Does NYSED really believe that equity and parity of instructional programs and services can be maintained on a statewide level through mandate and decree alone? It is fanciful to hold all students accountable to a uniform set of standards when there are, at best, rudimentary guidelines and safeguards in place to ensure that each student has received equivalent preparation and training for the state exams.

To put it another way, the current system of assessment makes as much sense as placing a large group of students in an abandoned warehouse and then setting it ablaze to assess their survival skills.

Actually, the analogy is not quite accurate. In order to replicate conditions and restrictions placed on students, you would first have to brick in all the windows and then blockade all exits but one. You would then have to randomly divide students into weaker and stronger groups and prepare students for the test by distributing different sets of survival tools and supplies.

The "better prepared" groups receive a survival pack that includes a fire extinguisher, blueprint for the building and a cell phone. While the "least prepared" groups would be given a pack that included a water gun, a manual for programming a VCR, and two cans connected by a piece of string.

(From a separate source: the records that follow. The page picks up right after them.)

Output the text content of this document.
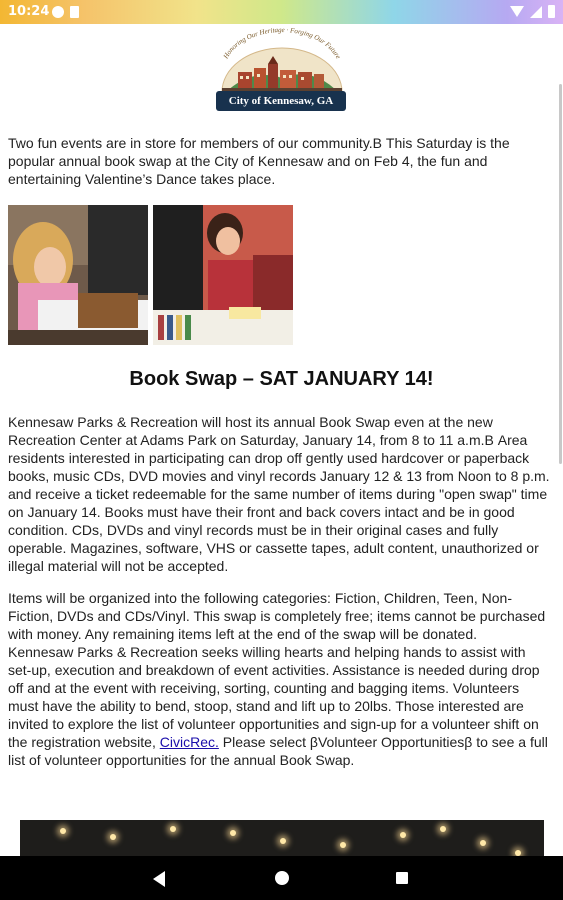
10:24
Honoring Our Heritage · Forging Our Future
City of Kennesaw, GA

Two fun events are in store for members of our community.В This Saturday is the popular annual book swap at the City of Kennesaw and on Feb 4, the fun and entertaining Valentine’s Dance takes place.

Book Swap – SAT JANUARY 14!

Kennesaw Parks & Recreation will host its annual Book Swap even at the new Recreation Center at Adams Park on Saturday, January 14, from 8 to 11 a.m.В Area residents interested in participating can drop off gently used hardcover or paperback books, music CDs, DVD movies and vinyl records January 12 & 13 from Noon to 8 p.m. and receive a ticket redeemable for the same number of items during "open swap" time on January 14. Books must have their front and back covers intact and be in good condition. CDs, DVDs and vinyl records must be in their original cases and fully operable. Magazines, software, VHS or cassette tapes, adult content, unauthorized or illegal material will not be accepted.

Items will be organized into the following categories: Fiction, Children, Teen, Non-Fiction, DVDs and CDs/Vinyl. This swap is completely free; items cannot be purchased with money. Any remaining items left at the end of the swap will be donated.
Kennesaw Parks & Recreation seeks willing hearts and helping hands to assist with set-up, execution and breakdown of event activities. Assistance is needed during drop off and at the event with receiving, sorting, counting and bagging items. Volunteers must have the ability to bend, stoop, stand and lift up to 20lbs. Those interested are invited to explore the list of volunteer opportunities and sign-up for a volunteer shift on the registration website, CivicRec. Please select βVolunteer Opportunitiesβ to see a full list of volunteer opportunities for the annual Book Swap.
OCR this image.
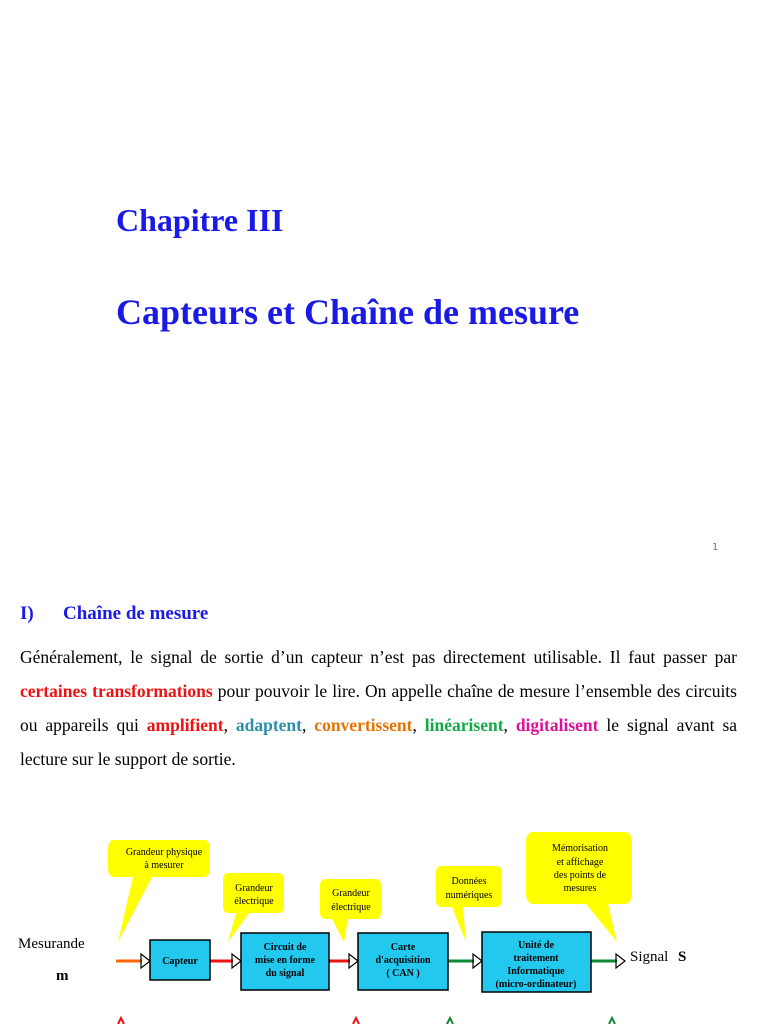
Chapitre III
Capteurs et Chaîne de mesure
1
I) Chaîne de mesure
Généralement, le signal de sortie d’un capteur n’est pas directement utilisable. Il faut passer par certaines transformations pour pouvoir le lire. On appelle chaîne de mesure l’ensemble des circuits ou appareils qui amplifient, adaptent, convertissent, linéarisent, digitalisent le signal avant sa lecture sur le support de sortie.
Grandeur physique
à mesurer
Grandeur
électrique
Grandeur
électrique
Données
numériques
Mémorisation
et affichage
des points de
mesures
Mesurande
m
Signal S
Capteur
Circuit de
mise en forme
du signal
Carte
d'acquisition
( CAN )
Unité de
traitement
Informatique
(micro-ordinateur)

Do standardized tests measure the quality of school programs? Do they measure the achievement and educational needs of the students? Do they help lead educators to improved program designs? What they only do (and even that is subject to debate) is measure how well the students have been prepared for the test.

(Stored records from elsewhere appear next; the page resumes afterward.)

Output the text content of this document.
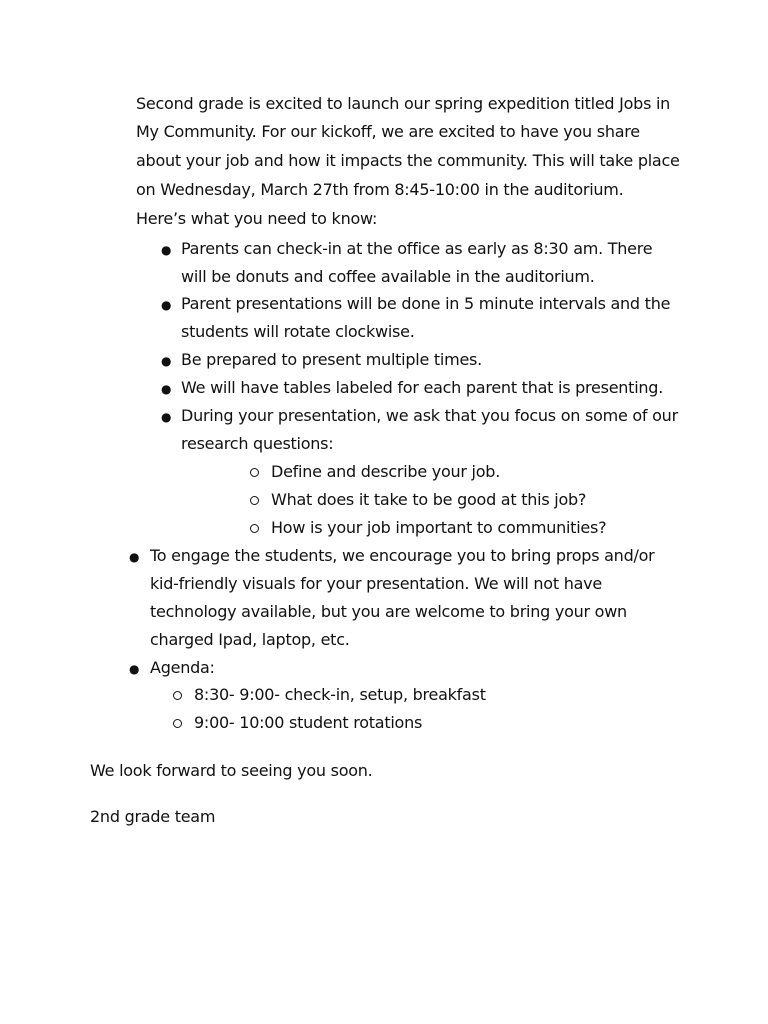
Second grade is excited to launch our spring expedition titled Jobs in
My Community. For our kickoff, we are excited to have you share
about your job and how it impacts the community. This will take place
on Wednesday, March 27th from 8:45-10:00 in the auditorium.
Here’s what you need to know:
● Parents can check-in at the office as early as 8:30 am. There
will be donuts and coffee available in the auditorium.
● Parent presentations will be done in 5 minute intervals and the
students will rotate clockwise.
● Be prepared to present multiple times.
● We will have tables labeled for each parent that is presenting.
● During your presentation, we ask that you focus on some of our
research questions:
Define and describe your job.
What does it take to be good at this job?
How is your job important to communities?
● To engage the students, we encourage you to bring props and/or
kid-friendly visuals for your presentation. We will not have
technology available, but you are welcome to bring your own
charged Ipad, laptop, etc.
● Agenda:
8:30- 9:00- check-in, setup, breakfast
9:00- 10:00 student rotations
We look forward to seeing you soon.
2nd grade team
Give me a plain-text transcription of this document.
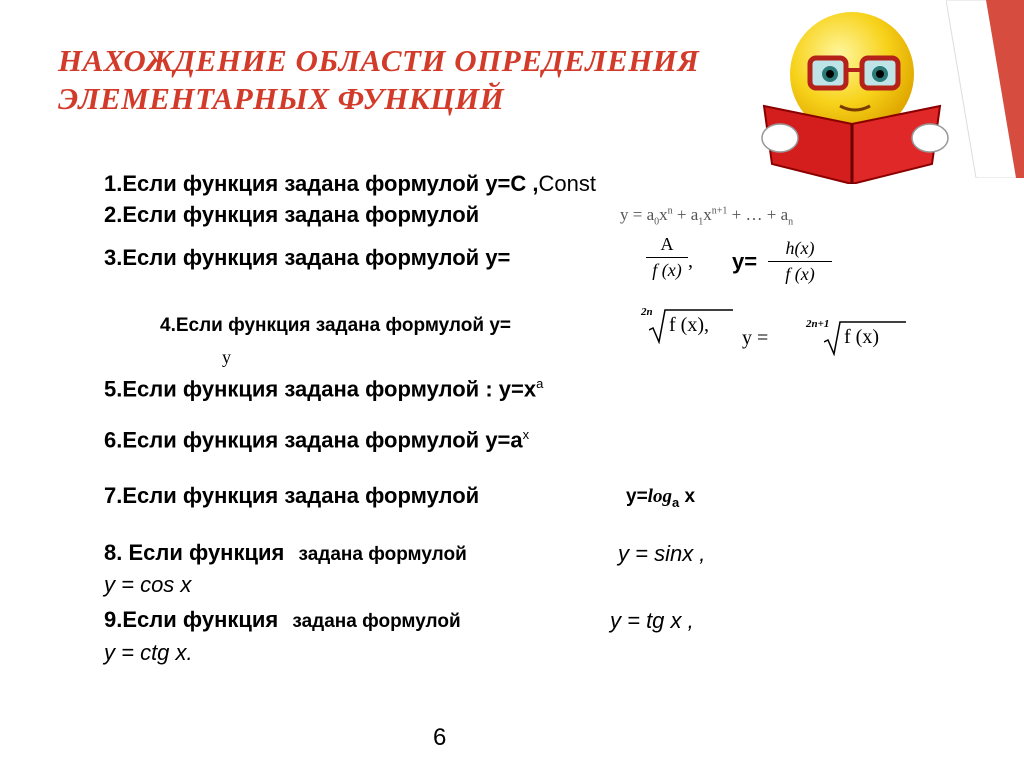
НАХОЖДЕНИЕ ОБЛАСТИ ОПРЕДЕЛЕНИЯ
ЭЛЕМЕНТАРНЫХ ФУНКЦИЙ
1.Если функция задана формулой у=С ,Const
2.Если функция задана формулой	$y = a_0x^n + a_1x^{n+1}$ + … + $a_n$
3.Если функция задана формулой у=
A
f (x) , у=
h(x)
f (x)
4.Если функция задана формулой у=
2n
f (x),
y =
2n+1
f (x)
y
5.Если функция задана формулой : $у=х^a$
6.Если функция задана формулой $у=а^x$
7.Если функция задана формулой	$у=\log_a$ x
8. Если функция задана формулой	y = sinx ,
y = cos x
9.Если функция задана формулой	y = tg x ,
y = ctg x.
6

Are we really to believe that every student who fails standardized tests is somehow inferior and less likely to succeed in life? After all, while numbers of disadvantaged students may not pass the state exams, in many cases they have actually worked harder trying to "stay alive" and utilized critical thinking and problem-solving skills in a valiant but unsuccessful attempt to safely reach the only available exit.

We should prepare our children to be thinking, caring and responsible citizens who can make meaningful and lasting contributions to our challenging and vibrant world. They need to be taught how to make quality choices as they collaborate with others.

We can only hope that their combined efforts will provide for a productive, safer and more inclusive community while they avoid self-defeating attitudes and behaviors that so easily entrap children and young adults.

The school experience should not be reduced to lessons in, at best, tolerating innumerable uncomfortable situations where the constant rationale is, "Don't you want to pass the Regents?" and "You need to know this for the test!" The whole school experience has been diminished and transformed into a forced march toward a "state designated performance level."

To ease the transition to higher standards, NYSED has already watered down the caliber of these exams and degraded their quality through gimmicks such as a "low pass" of 55, grading on a curve, and component retesting. To help students achieve higher standards, many schools have implemented after-school programs, Saturday sessions, summer classes, even a fifth year of high school. Now students can look forward to spending even more time in school drearily reviewing old Regents exams.


Johnathan Chase is a middle school social studies teacher and president-elect of the Edmeston Central School Faculty Association. He is also founder and president of the Musicians United For Songs In The Classroom Inc.